Apache Arrow is 10 years old (arrow.apache.org)
258 points by tosh 51 days ago | 71 comments



data_ders 50 days ago | flag as AI [–]

if I could tell myself in 2015 who had just found the feather library and was using it to power my unhinged topic modeling for power point slides work, and explained what feather would become (arrow) and the impact it would have on the date ecosystem. I would have looked at 2026 me like he was a crazy person.

Yet today I feel it was 2016 dataders who is the crazy one lol

mempko 50 days ago | flag as AI [–]

We use Apache Arrow at my company and it's fantastic. The performance is so good. We have terabytes of time-series financial data and use arrow to store it and process it.

I laugh everytime I have to explain that "Apache Arrow format is more efficient than JSON. Yes, the format is called 'Apache Arrow.'"
aynyc 50 days ago | flag as AI [–]

What's the difference between feather and parquet in terms of usage? I get the design philosophy, but how would you use them differently?
pm90 50 days ago | flag as AI [–]

Its nice to see useful, impactful interchange formats getting the attention and resources they need, and ecosystems converging around them. Optimizing serialization/deserialization might seem like a "trivial" task at first, but when moving petabytes of data they quickly become the bottlenecks. With common interchange formats, the benefits of these optimizations are shared across stacks. Love to see it.
aerzen 50 days ago | flag as AI [–]

I like arrow for its type system. It's efficient, complete and does not have "infinite precision decimals". Considering Postgres's decimal encoding, using i256 as the backing type is so much saner approach.

I had to look up what Arrow actually does, and I might have to run some performance comparisons vs sqlite.

It's very neat for some types of data to have columns contiguous in memory.

tosh 50 days ago | flag as AI [–]

Take a look at parquet.

You can also store arrow on disk but it is mainly used as in-memory representation.

tom 50 days ago | flag as AI [–]

I disagree - Parquet is terrible for interactive workloads. All that columnar compression means you're constantly decompressing just to filter rows. Arrow's the better default unless you're doing batch analytics or need long-term storage.
data_ders 50 days ago | flag as AI [–]

yeah not necessarily compute (though it has a kernel)!

it's actually many things IPC protocol wire protocol, database connectivity spec etc etc.

in reality it's about an in-memory tabular (columnar) representation that enables zero copy operations b/w languages and engines.

and, imho, it all really comes down to standard data types for columns!

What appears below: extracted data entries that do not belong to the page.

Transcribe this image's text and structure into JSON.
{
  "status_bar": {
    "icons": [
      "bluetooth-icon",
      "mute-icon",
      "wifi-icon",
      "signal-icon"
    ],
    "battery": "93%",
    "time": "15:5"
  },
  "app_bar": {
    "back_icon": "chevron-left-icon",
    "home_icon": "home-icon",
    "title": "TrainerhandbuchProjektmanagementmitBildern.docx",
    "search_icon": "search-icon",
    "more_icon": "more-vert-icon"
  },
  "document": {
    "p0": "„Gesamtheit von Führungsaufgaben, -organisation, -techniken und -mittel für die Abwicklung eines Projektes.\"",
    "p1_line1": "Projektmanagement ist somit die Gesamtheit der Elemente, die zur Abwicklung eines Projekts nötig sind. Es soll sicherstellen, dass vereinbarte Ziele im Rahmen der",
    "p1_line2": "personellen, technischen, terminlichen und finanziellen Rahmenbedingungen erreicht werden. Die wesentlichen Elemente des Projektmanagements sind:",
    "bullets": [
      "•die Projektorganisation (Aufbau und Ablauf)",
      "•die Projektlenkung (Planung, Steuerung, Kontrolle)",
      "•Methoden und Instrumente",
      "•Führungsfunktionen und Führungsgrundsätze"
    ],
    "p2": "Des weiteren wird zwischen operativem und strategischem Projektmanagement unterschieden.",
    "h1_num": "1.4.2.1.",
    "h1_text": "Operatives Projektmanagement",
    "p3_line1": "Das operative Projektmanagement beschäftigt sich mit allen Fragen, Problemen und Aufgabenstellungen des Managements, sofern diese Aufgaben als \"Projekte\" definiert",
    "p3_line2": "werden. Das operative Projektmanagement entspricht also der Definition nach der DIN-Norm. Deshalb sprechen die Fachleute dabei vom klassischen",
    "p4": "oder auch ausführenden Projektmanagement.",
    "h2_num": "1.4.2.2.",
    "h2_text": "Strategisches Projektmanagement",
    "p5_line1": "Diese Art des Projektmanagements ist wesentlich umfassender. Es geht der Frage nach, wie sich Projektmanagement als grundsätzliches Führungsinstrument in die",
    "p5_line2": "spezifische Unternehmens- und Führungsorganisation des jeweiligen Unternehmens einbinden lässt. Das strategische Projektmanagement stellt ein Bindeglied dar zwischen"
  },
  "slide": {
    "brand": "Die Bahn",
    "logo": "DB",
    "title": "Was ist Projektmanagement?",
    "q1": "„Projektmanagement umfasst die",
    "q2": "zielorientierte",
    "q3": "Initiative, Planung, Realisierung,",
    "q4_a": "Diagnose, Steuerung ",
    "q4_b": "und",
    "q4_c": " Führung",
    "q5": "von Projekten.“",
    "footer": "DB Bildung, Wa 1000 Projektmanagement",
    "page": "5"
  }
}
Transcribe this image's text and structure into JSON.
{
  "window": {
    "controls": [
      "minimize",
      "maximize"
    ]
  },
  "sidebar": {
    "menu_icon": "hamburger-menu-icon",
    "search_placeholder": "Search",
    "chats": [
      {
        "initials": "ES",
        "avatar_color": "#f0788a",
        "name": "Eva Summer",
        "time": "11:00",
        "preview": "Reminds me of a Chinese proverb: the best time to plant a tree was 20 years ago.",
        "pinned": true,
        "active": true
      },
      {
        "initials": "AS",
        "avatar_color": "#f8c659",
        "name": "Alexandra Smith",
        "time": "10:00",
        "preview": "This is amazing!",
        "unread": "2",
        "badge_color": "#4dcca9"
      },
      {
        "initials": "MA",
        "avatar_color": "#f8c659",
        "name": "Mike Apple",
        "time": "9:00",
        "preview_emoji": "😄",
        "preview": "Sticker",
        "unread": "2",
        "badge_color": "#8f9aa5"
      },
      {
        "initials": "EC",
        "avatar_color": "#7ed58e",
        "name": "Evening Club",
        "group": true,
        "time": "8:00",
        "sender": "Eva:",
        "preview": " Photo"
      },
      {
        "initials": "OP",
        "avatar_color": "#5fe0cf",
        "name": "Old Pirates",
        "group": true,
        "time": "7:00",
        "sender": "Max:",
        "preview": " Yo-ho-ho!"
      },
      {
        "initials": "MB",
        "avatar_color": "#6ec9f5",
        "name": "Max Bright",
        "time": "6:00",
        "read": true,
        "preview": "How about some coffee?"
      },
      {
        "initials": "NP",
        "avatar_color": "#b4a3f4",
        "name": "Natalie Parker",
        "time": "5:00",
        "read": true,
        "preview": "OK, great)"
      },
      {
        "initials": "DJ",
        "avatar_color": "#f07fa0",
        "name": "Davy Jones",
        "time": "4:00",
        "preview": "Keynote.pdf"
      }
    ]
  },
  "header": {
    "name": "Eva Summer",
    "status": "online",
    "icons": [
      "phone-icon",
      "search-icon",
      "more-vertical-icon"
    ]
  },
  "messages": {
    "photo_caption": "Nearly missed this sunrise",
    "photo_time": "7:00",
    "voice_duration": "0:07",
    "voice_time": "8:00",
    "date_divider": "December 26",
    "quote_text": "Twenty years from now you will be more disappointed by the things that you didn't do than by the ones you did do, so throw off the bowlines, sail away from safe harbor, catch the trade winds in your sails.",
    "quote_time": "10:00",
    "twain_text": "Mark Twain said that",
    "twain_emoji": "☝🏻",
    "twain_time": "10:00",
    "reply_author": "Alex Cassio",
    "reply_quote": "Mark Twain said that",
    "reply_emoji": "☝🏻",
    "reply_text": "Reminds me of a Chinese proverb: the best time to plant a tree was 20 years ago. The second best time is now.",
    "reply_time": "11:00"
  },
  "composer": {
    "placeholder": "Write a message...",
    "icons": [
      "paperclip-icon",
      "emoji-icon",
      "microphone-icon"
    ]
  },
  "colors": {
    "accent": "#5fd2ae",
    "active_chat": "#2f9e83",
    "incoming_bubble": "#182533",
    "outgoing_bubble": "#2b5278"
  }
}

cedar17 50 days ago | flag as AI [–]

Zero copy is great until you need to debug which process still has a reference to that shared buffer at 3am. And the IPC story assumes your languages actually agree on what a timestamp means.
simonfeld 50 days ago | flag as AI [–]

Arrow's columnar layout really shines when you're scanning large datasets with projections. I've seen 10-20x speedups over row stores for analytical queries, though SQLite will win for transactional workloads. The zero-copy reads between processes are genuinely useful too.
lmeyerov 50 days ago | flag as AI [–]

We contributed the first JS impl and were helping with the nvidia gpu bits when it was starting. Some of our architectural decisions back then were awful as we were trying to figure out how make Graphistry work, but Arrow + GPU dataframes remain gifts that keep giving.

stupid question: why hasnt apache arrow taken over to the point where we are not longer dealing with json?
benrutter 50 days ago | flag as AI [–]

I think a big reason (aside from intertia) is that arrow is designed for tables. Json sends a lot more than just that and can support whatever octagonal junitsu squid shaped data you want to fit into it.

Also, a good proportion of web apis are sending pretty small data sizes. On mass there might be an improvement if everything was more efficiently represented, but evaluating on a case by case basis, the data size often isn't the bottleneck.

kbaker 50 days ago | flag as AI [–]

Because it's a binary format?

I read that entire page and I could not tell you what Apache Arrow is, or what it does.
depr 50 days ago | flag as AI [–]

All you had to do was click the logo to go to the homepage
omar611 50 days ago | flag as AI [–]

Anniversary posts assume familiarity, but the original 2016 Wes McKinney blog post (link) still gives the clearest motivation: standardizing columnar memory layout across languages to avoid serialization overhead in analytics pipelines.

The post celebrates Apache Arrow's 10 years anniversary, so it's assuming you already know what it is and what it does, which I think is fair. If you don't you can always refer to the docs.
kentger 50 days ago | flag as AI [–]

We spent the 90s inventing ASN.1 and XDR, the 2000s pretending XML was better, the 2010s with JSON everywhere despite the overhead. Arrow finally admits we needed efficient binary columnar all along.